Value to Customers & Users
Updated suggested occupations unlock new insights for owners/users based on the unique skill makeup of education offerings. This helps customers:
Advocate for continued funding
Guide students towards better career outcomes
Market offerings better to prospective learners
Relevant matches give customers useful data and insights without requiring input from them first.
Will improve confidence in making decisions based on insights gained from Skillabi. Users can get started right away without second guessing the validity of occupations suggested.
Value to Lightcast
Builds a higher level of trust in the quality of data provided by Skillabi. This helps remove uncertainty in the sales process, reducing the length of the sales cycle as well as improving initial reception with key stakeholders at the institution during implementation. Good first impressions improve the chances of Skillabi providing value and thus the chances of renewal.
Unlocks the potential for us to confidently make suggestions and be more prescriptive with our insights, leading to an improved customer experience and increased value from Skillabi.
Target User Role/Client/Client Category
Program Owners/Directors. To a lesser degree, this epic also supports academic leadership roles, such as Deans and Provosts, as well as Faculty Members.
Delivery Mechanism
The improved model will be used in Skillabi to improve the results of suggested occupation benchmarks for a program.
Success Criteria & Metrics
Definition of Done: Top Occupation Matches in the production version of Skillabi are displayed using the improved model.
Success Metrics (Guesstimates at this point):
Customers review and make new selections from their Top Matches >=10% more often
Baseline: About 20% of users who login review their Benchmarks
Need to add additional analytics to measure which type of benchmark is selected. Should be able to do so after changes made in PI-1
Suggested occupations are “relevant” 95% of the time
This will have to be a qualitative measure reported by customers, or based on CIP Code
Aspects that are out of scope (of this phase)
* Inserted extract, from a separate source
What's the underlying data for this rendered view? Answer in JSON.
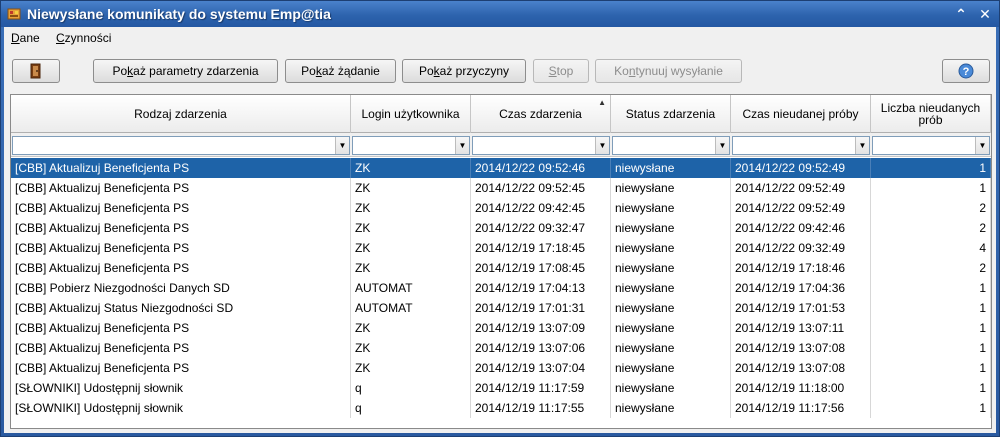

We are proposing that initial research benign in PI-2 and further implementation begin in PI-3 or beyond based on research outcomes.
PART 2
Solution Description
Research:
Use training data available from Skillabi to investigate ways to improve the top occupations suggested for a given program. This may include, narrowing the skills included from the program by some factor to focus on “key” skills, improving the similarity model for curriculum, incorporating CIP Code/Program type into the model, or other avenues. Hypothesis can be tested against customer testimony, CIP Code occupation mappings, and qualitative skill analysis.
Final Solution:
TBD - dependant on research outcomes
Early UX (wireframes or mockups)
N/A
Non-Functional Attributes & Usage Projections
N/A
Dependencies
N/A
Legal and Ethical Considerations
No legal or ethical concerns.
High-Level Rollout Strategies
Customers will see “smarter” occupation matches when looking for benchmarks to compare against their program.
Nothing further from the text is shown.